Every year, more than 60,000 individuals in Sweden are diagnosed with cancer. Earlier detection, improved risk prediction, and new prevention strategies are thus key goals for public health. Known risk factors for developing cancer, including genetics, physical activity, diet, and obesity, affect the type and amount of different small molecules, called metabolites, circulating in our blood.
The use of metabolomics data
But, how these changes impact cancer development, and if they reflect potential targets for cancer prevention, is poorly understood. In addition, early detection and treatment of cancer can reduce mortality, but predicting if a particular individual will develop cancer is challenging. However, emerging results are beginning to show how information about metabolites measured in blood samples, so called metabolomics data, can be used for understanding biological pathways relevant to developing cancer and improving risk prediction for developing cancer, without the need for invasive or time consuming clinical investigations.

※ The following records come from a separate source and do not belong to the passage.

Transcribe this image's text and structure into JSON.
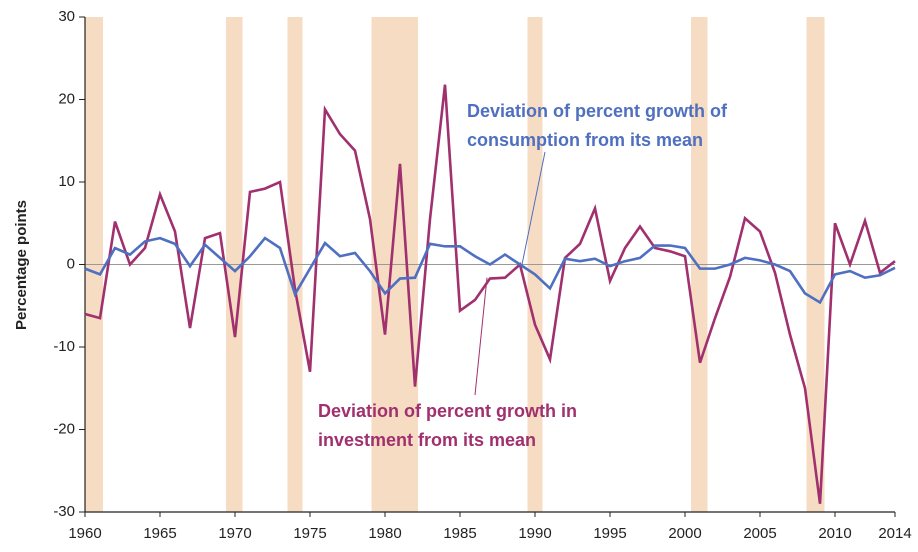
{
  "chart_data": {
    "type": "line",
    "y_label": "Percentage points",
    "x": [
      1960,
      1961,
      1962,
      1963,
      1964,
      1965,
      1966,
      1967,
      1968,
      1969,
      1970,
      1971,
      1972,
      1973,
      1974,
      1975,
      1976,
      1977,
      1978,
      1979,
      1980,
      1981,
      1982,
      1983,
      1984,
      1985,
      1986,
      1987,
      1988,
      1989,
      1990,
      1991,
      1992,
      1993,
      1994,
      1995,
      1996,
      1997,
      1998,
      1999,
      2000,
      2001,
      2002,
      2003,
      2004,
      2005,
      2006,
      2007,
      2008,
      2009,
      2010,
      2011,
      2012,
      2013,
      2014
    ],
    "series": [
      {
        "name": "Deviation of percent growth in investment from its mean",
        "color": "#a0306e",
        "values": [
          -6,
          -6.5,
          5.2,
          0,
          2,
          8.5,
          4,
          -7.7,
          3.2,
          3.8,
          -8.8,
          8.8,
          9.2,
          10,
          -3,
          -13,
          18.8,
          15.8,
          13.8,
          5.5,
          -8.5,
          12.2,
          -14.8,
          5.5,
          21.8,
          -5.6,
          -4.3,
          -1.7,
          -1.6,
          0,
          -7.3,
          -11.5,
          0.8,
          2.5,
          6.8,
          -2,
          2,
          4.6,
          2,
          1.6,
          1,
          -11.9,
          -6.5,
          -1.5,
          5.6,
          4,
          -1,
          -8.5,
          -15,
          -29,
          5,
          0,
          5.3,
          -1,
          0.4
        ]
      },
      {
        "name": "Deviation of percent growth of consumption from its mean",
        "color": "#4f6fc0",
        "values": [
          -0.5,
          -1.2,
          2,
          1.2,
          2.8,
          3.2,
          2.5,
          -0.2,
          2.4,
          0.8,
          -0.8,
          1,
          3.2,
          2,
          -3.6,
          -0.5,
          2.6,
          1,
          1.4,
          -0.8,
          -3.5,
          -1.7,
          -1.6,
          2.5,
          2.2,
          2.2,
          1,
          0,
          1.2,
          0,
          -1.2,
          -2.9,
          0.7,
          0.4,
          0.7,
          -0.2,
          0.4,
          0.8,
          2.3,
          2.3,
          2,
          -0.5,
          -0.5,
          0,
          0.8,
          0.5,
          0,
          -0.8,
          -3.5,
          -4.6,
          -1.2,
          -0.8,
          -1.6,
          -1.3,
          -0.4
        ]
      }
    ],
    "annotations": [
      {
        "lines": [
          "Deviation of percent growth in",
          "investment from its mean"
        ],
        "color": "#a0306e"
      },
      {
        "lines": [
          "Deviation of percent growth of",
          "consumption from its mean"
        ],
        "color": "#4f6fc0"
      }
    ],
    "recessions": [
      [
        1960,
        1961.2
      ],
      [
        1969.4,
        1970.5
      ],
      [
        1973.5,
        1974.5
      ],
      [
        1979.1,
        1982.2
      ],
      [
        1989.5,
        1990.5
      ],
      [
        2000.4,
        2001.5
      ],
      [
        2008.1,
        2009.3
      ]
    ],
    "recession_color": "#f6dcc3",
    "xlim": [
      1960,
      2014
    ],
    "xticks": [
      1960,
      1965,
      1970,
      1975,
      1980,
      1985,
      1990,
      1995,
      2000,
      2005,
      2010,
      2014
    ],
    "ylim": [
      -30,
      30
    ],
    "yticks": [
      -30,
      -20,
      -10,
      0,
      10,
      20,
      30
    ],
    "grid": false
  }
}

Machine learning and causal inference
Hannah Brooke aims to combine high-quality metabolomics and questionnaire data from the EpiHealth cohort with corresponding data in the Swedish Infrastructure for Medical Population-Based Life-Course and Environmental Research (SIMPLER) analyses will be replicated using data from UK Biobank where possible. The data will be analysed using cutting-edge methods in machine learning and causal inference to provide fundamental and novel insights into the biology behind cancer development, improved prediction of cancer risk, and potential targets for cancer prevention.